His cellphone vibrated, and Benny frowned at it, wiped at his eyes to clear them of the grit. He'd been going on no more than three hours of sleep a night for the past week and a half while he sorted through the latest threat in town - some kind of zombie catopolypse that had turned out not to be a case of undead cats, but rather a case of an elderly cat lady accidentally leaving the door to her home open one night, allowing a ton of her cats to get out. It hadn't been pretty, but Benny had managed to solve the case, and return the waylaid cats to their rightful place.

He didn't recognize the number, but pushed the green bar anyway, putting the phone up to his ear and sitting up in bed.

"Hello?" His voice sounded like he had a frog stuck in his throat.

"Benny?" Ethan sounded breathless, mildly panicked, and the exhaustion that Benny'd been feeling fled.

"What's wrong?" both of them asked at the same time, and, after a second, or two, of silence, they burst into nervous laughter.

"I had a vision," Ethan admitted, voice soft and strained. "I was worried about you. Did you...are you...what happened?"

"I'm okay," Benny quickly assured his friend, heart hammering in his chest. "Catopolypse averted."

"Catopolypse?" Ethan's voice had a hint of a smile, and Benny closed his eyes, pictured his friend as he'd been their last day together - dark hair falling into his eyes, a shy smile on his face, cheeks a rosy red...

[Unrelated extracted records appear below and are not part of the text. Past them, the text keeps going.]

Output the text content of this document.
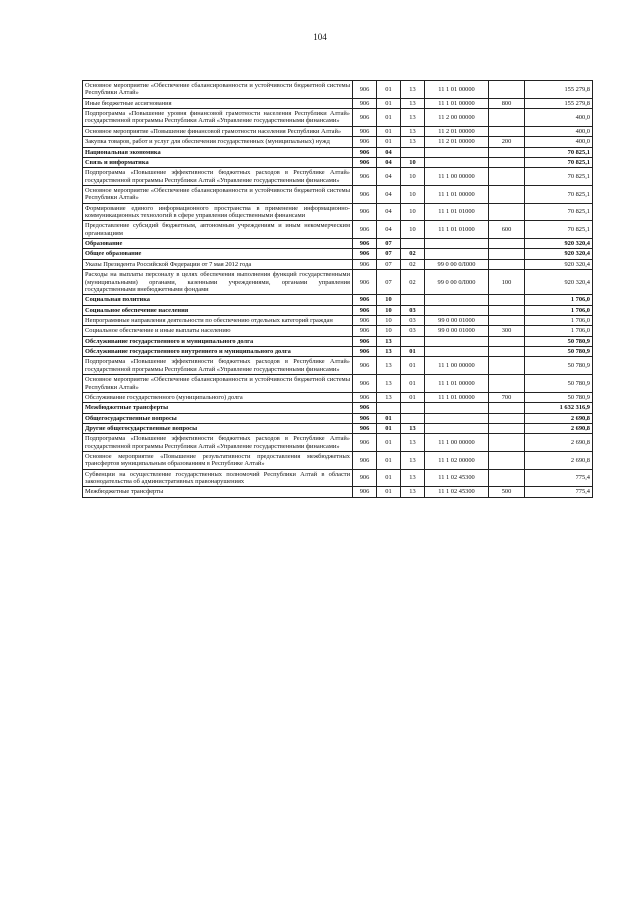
104
Основное мероприятие «Обеспечение сбалансированности и устойчивости бюджетной системы Республики Алтай»	906	01	13	11 1 01 00000		155 279,8
Иные бюджетные ассигнования	906	01	13	11 1 01 00000	800	155 279,8
Подпрограмма «Повышение уровня финансовой грамотности населения Республики Алтай» государственной программы Республики Алтай «Управление государственными финансами»	906	01	13	11 2 00 00000		400,0
Основное мероприятие «Повышение финансовой грамотности населения Республики Алтай»	906	01	13	11 2 01 00000		400,0
Закупка товаров, работ и услуг для обеспечения государственных (муниципальных) нужд	906	01	13	11 2 01 00000	200	400,0
Национальная экономика	906	04				70 825,1
Связь и информатика	906	04	10			70 825,1
Подпрограмма «Повышение эффективности бюджетных расходов в Республике Алтай» государственной программы Республики Алтай «Управление государственными финансами»	906	04	10	11 1 00 00000		70 825,1
Основное мероприятие «Обеспечение сбалансированности и устойчивости бюджетной системы Республики Алтай»	906	04	10	11 1 01 00000		70 825,1
Формирование единого информационного пространства в применение информационно-коммуникационных технологий в сфере управления общественными финансами	906	04	10	11 1 01 01000		70 825,1
Предоставление субсидий бюджетным, автономным учреждениям и иным некоммерческим организациям	906	04	10	11 1 01 01000	600	70 825,1
Образование	906	07				920 320,4
Общее образование	906	07	02			920 320,4
Указы Президента Российской Федерации от 7 мая 2012 года	906	07	02	99 0 00 0Л000		920 320,4
Расходы на выплаты персоналу в целях обеспечения выполнения функций государственными (муниципальными) органами, казенными учреждениями, органами управления государственными внебюджетными фондами	906	07	02	99 0 00 0Л000	100	920 320,4
Социальная политика	906	10				1 706,0
Социальное обеспечение населения	906	10	03			1 706,0
Непрограммные направления деятельности по обеспечению отдельных категорий граждан	906	10	03	99 0 00 01000		1 706,0
Социальное обеспечение и иные выплаты населению	906	10	03	99 0 00 01000	300	1 706,0
Обслуживание государственного и муниципального долга	906	13				50 780,9
Обслуживание государственного внутреннего и муниципального долга	906	13	01			50 780,9
Подпрограмма «Повышение эффективности бюджетных расходов в Республике Алтай» государственной программы Республики Алтай «Управление государственными финансами»	906	13	01	11 1 00 00000		50 780,9
Основное мероприятие «Обеспечение сбалансированности и устойчивости бюджетной системы Республики Алтай»	906	13	01	11 1 01 00000		50 780,9
Обслуживание государственного (муниципального) долга	906	13	01	11 1 01 00000	700	50 780,9
Межбюджетные трансферты	906					1 632 316,9
Общегосударственные вопросы	906	01				2 690,8
Другие общегосударственные вопросы	906	01	13			2 690,8
Подпрограмма «Повышение эффективности бюджетных расходов в Республике Алтай» государственной программы Республики Алтай «Управление государственными финансами»	906	01	13	11 1 00 00000		2 690,8
Основное мероприятие «Повышение результативности предоставления межбюджетных трансфертов муниципальным образованиям в Республике Алтай»	906	01	13	11 1 02 00000		2 690,8
Субвенции на осуществление государственных полномочий Республики Алтай в области законодательства об административных правонарушениях	906	01	13	11 1 02 45300		775,4
Межбюджетные трансферты	906	01	13	11 1 02 45300	500	775,4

"Yeah," Benny said, and he launched into the whole sordid tale, sending both of them into gales of laughter by the time he was done. It was good to laugh again. He hadn't laughed since Ethan had left.

"Gosh, I've missed you," Ethan said, breathless from laughter. "I..."

"I've missed you too," Benny confessed. "When are you coming home?"

"I'll be home for Thanksgiving, we've got two weeks off." Ethan was definitely smiling. His voice was a little husky. "You'll join us for Thanksgiving, right?"

"Yeah, definitely," Benny agreed. He drew the afghan around his shoulders, pretended that it was Ethan holding him so tightly.

"Good," Ethan said the word like it was a promise in and of itself, like he'd expected Benny to say no, and was prepared to argue. "I've...I'd...that is..."

"What is it Ethan?" Benny asked, suddenly worried for his friend.

"Benny, I miss you, and I can't...I...that is, I thinkImightmaybekindofsortofbeinlovewithyou," Ethan's words came out in an almost indecipherable rush, and Benny had to close his eyes and focus on what he thought his friend might have said. It wouldn't be good for him to get this wrong.

Benny's heart felt like it was going to pound its way out of his chest, and he bit his lip, pulled the afghan tighter around him, as though the action could bring Ethan home to him that much quicker.

"Ditto," he said, not trusting himself with bigger, heavier words, knowing that it would be enough for Ethan, and that, when Ethan was there, in front of him, there would be more words. And there would be actions, actions that would make the words real. Would prove to him that this conversation was not a dream, as he half feared it was.

Benny fell asleep, listening to Ethan's voice as he told him about his classes, about some of the friends he'd been making. About how much he missed Benny and his family. About how he couldn't wait to come home and see them, and revisit their fork in the road.